Na verdade, Putin deseja uma melhoria nas relações com os EUA, mas não pretende pagar um preço alto demais por isso. Para ele, se Washington respeita os interesses russos dentro do antigo espaço soviético não é devido à boa vontade da administração Obama, mas à batalha travada pela Rússia durante anos e que derrubou a extensão da Organização do Tratado do Atlântico Norte (OTAN) até a Geórgia e a Ucrânia. Muitos comentaristas próximos de Putin afirmam, com certa arrogância, que os Estados Unidos, engessados no Afeganistão e no Irã, precisam muito mais da Rússia que o inverso.
As sanções de 9 de junho dão um passo além das precedentes, suficiente para irritar Teerã mais além daquilo que Washington gostaria.

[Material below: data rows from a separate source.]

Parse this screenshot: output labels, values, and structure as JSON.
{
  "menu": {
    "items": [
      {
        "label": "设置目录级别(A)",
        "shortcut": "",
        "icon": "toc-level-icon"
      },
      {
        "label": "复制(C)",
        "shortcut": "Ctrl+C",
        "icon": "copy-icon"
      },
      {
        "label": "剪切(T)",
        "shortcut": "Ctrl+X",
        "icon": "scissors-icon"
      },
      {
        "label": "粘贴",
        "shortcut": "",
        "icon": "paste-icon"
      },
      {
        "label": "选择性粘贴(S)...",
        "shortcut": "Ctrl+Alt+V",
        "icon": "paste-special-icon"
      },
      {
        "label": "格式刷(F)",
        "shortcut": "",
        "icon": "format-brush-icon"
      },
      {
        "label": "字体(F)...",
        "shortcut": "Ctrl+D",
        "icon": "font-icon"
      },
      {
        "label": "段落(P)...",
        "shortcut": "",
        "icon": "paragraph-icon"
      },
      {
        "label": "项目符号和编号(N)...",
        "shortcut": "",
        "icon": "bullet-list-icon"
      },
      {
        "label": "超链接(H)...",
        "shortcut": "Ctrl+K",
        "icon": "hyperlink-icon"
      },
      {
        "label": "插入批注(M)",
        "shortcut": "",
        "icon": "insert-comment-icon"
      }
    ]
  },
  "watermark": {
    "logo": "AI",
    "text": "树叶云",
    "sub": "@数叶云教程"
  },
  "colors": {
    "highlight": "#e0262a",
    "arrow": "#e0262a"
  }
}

Em 27 de junho, Mikhail Margelov, presidente da Comissão de Relações Internacionais na Câmara da Assembleia Federal Russa, afirmou que “as novas sanções contra o Irã não afetariam o comércio e os acordos econômicos” entre os dois países. Em 2008, as exportações da Rússia para o Irã chegaram a US$ 3,34 bilhões, ou seja, um pouco menos de 1% do total de suas exportações – e as vendas de armas não representam mais de US$ 14 milhões (20 vezes menos que o ano anterior). No entanto, o Irã é o principal parceiro econômico da Rússia no Oriente Médio e os dois detêm quase a metade das reservas mundiais de gás. Além dos investimentos da Gazprom no Irã, Moscou pretende manter um diálogo com seus dirigentes para tentar regular um mercado de petróleo em transformação.
inquietude
O anúncio do Conselho de Segurança sobre a intenção de aprovar as sanções precipitou um cenário inesperado: um acordo foi firmado, em 16 de maio de 2010, entre Ahmadinejad, o presidente Lula e o primeiro ministro turco Recep Tayyip Erdogan. A proposta, aceita por Teerã, é semelhante àquela que os EUA e seus aliados haviam feito em outubro de 2009, mas que hoje acreditam estar desatualizada. Trata-se de um intercâmbio simultâneo, sobre o território turco, entre 1,2 mil quilos de urânio iraniano pouco enriquecido e 120 quilos de combustível enriquecido a 20% para o reator de pesquisa com finalidades médicas de Teerã – o projeto da AIEA (Agência Internacional de Energia Atômica) de outubro de 2009 previa que Teerã enviasse seu urânio para a Rússia, e que, posteriormente, 120 quilos do mineral tratado e enriquecido, seriam reenviados ao Irã. Esse “posteriormente” inquietou a república islâmica, que temia estar fazendo um mau negócio.
O constrangimento de Washington salta aos olhos: os tradicionais “desordeiros do pedaço”, que intervieram no Conselho de Segurança para levantar objeções contra todas as novas medidas coercivas contra o Irã – Rússia e China –, foram substituídos momentaneamente por Brasil e Turquia. Lula goza de uma excelente reputação não somente no terceiro mundo, mas em todo o Ocidente. E a Turquia, além de ser um Estado democrático reconhecido, pertence à OTAN. O voto negativo dessas duas potências regionais fere a legitimidade dentro da qual a administração Obama queria envelopar as sanções.
Jacques Lévesque é professor da faculdade de Ciências Políticas e Direito da Universidade de Québec, em Montreal, e autor, entre outros livros, de 1989, la fin d’un empire: l’URSS e la libération de l’Europe de l’Est. [1989, o fim de um império: a URSS e a libertação do Leste Europeu], Paris, Presses de Sciences Po, 1995.